Care in Medicine Seminars
In 2012, Professor Brendan Drumm (UCD Professor of Paediatrics) and Dr Suzanne Donnelly (Director of Clinical Education) hosted the first in a series of seminars on the philosophy and practice of caring and empathy.
These seminars are offered to final year students in the Professional Completion Module. During this module, students integrate material from across the curriculum as they prepare for their imminent practice as medical interns.
Opening the seminar, Professor Drumm said:
"Today is about understanding the privilege of qualifying as young doctors. You are entering a career that places you in a remarkable position of privilege, in terms of the intimate interactions that you have with people all around you, in your communities and elsewhere.
It’s hugely important that you don’t let that be taken from you and that you live up to the responsibilities that come with that privilege. There is unfortunately a tendency, as we go through life, to become more sceptical and cynical, but what we hope you will take from today is quite the opposite; that you will grasp the privilege, and based on today’s interactions, that you will even see that privilege more powerfully.”
Following the introduction, Professor Drumm handed the floor over to the participants who spoke honestly, frankly and sometimes emotionally about their experience of being ill and about the care they received as patients. Their accounts of illness from the patient perspective generated many questions and comments from students who also sought advice from the participants on how they could provide better care in their new role as working doctors. There followed a break out session in which small groups discussed their observations on caring in clinical practice based on their experiences as students.
A moderated report-back by these groups to the wider team, including the patient participants resulted in an interactive exchange that was both passionate and thought provoking.
Our students commented on the importance of rethinking the patient perspective at this key moment in their training, as they approach graduation and a working life in medicine.
"It was very useful and informative to take a step back from the constant pressure of academic and clinical medicine and focus for a couple of hours on the bread and butter of medical practice.
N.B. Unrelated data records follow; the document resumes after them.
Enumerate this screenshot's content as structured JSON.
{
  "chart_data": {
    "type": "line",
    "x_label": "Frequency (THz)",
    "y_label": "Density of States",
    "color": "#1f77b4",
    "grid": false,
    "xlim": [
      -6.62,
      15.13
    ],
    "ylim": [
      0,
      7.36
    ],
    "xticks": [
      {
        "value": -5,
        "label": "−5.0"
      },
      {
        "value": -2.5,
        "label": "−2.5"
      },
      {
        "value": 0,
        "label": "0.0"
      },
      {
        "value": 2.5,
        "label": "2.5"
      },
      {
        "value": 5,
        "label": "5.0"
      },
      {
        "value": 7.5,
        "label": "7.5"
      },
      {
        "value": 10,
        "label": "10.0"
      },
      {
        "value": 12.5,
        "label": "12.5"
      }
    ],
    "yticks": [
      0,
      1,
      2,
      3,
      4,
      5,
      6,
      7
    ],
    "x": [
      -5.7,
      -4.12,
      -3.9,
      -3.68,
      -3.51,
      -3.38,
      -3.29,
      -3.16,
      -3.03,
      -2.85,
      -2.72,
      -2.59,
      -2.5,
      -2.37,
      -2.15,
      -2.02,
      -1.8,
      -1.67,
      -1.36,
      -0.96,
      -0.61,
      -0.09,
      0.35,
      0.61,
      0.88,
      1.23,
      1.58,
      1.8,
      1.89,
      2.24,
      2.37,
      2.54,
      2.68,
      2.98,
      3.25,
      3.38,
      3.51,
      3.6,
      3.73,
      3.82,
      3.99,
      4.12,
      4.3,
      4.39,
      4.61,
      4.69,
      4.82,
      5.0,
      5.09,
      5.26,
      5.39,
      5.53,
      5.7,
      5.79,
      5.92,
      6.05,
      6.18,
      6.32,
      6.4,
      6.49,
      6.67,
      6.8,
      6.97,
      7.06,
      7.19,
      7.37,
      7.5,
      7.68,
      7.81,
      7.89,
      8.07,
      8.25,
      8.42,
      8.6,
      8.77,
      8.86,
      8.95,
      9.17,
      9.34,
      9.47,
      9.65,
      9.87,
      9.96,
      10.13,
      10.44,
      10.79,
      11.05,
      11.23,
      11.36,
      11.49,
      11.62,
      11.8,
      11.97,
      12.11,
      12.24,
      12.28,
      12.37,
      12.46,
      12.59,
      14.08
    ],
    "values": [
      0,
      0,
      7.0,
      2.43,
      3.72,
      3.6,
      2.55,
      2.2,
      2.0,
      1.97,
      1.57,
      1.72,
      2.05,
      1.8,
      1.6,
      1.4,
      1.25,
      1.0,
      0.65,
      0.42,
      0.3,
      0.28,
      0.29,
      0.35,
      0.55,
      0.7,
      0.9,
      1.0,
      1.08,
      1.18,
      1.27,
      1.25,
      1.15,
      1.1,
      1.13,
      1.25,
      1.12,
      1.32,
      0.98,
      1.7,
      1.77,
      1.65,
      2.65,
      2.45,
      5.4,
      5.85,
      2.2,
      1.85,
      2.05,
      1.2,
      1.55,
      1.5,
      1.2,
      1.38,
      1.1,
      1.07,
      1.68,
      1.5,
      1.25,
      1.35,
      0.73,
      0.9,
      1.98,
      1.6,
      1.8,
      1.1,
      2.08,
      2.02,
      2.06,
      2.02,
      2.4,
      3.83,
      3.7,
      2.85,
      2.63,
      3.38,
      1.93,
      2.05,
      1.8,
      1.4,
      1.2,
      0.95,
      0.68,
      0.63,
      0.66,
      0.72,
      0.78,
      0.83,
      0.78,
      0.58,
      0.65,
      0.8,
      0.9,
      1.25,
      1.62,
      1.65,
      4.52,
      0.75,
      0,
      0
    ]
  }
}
A lot of us were probably already losing sight of what our initial goals were on starting out in the course…”
"I can genuinely say that many of us were discussing the topics that arose on friday for hours afterwards, in a way that just wouldn't have happened if we hadn't had the opportunity to attend something like that.”
“Everybody thoroughly enjoyed it, and certain topics covered sparked interesting conversations between our group and previous groups."
The Care in Medicine seminars are part of a school wide educational intitiatve on the theme of caring skills in medicine. How medical student empathy can be promoted and supported in the educational environment is the focus of ongoing research led by Dr Donnelly.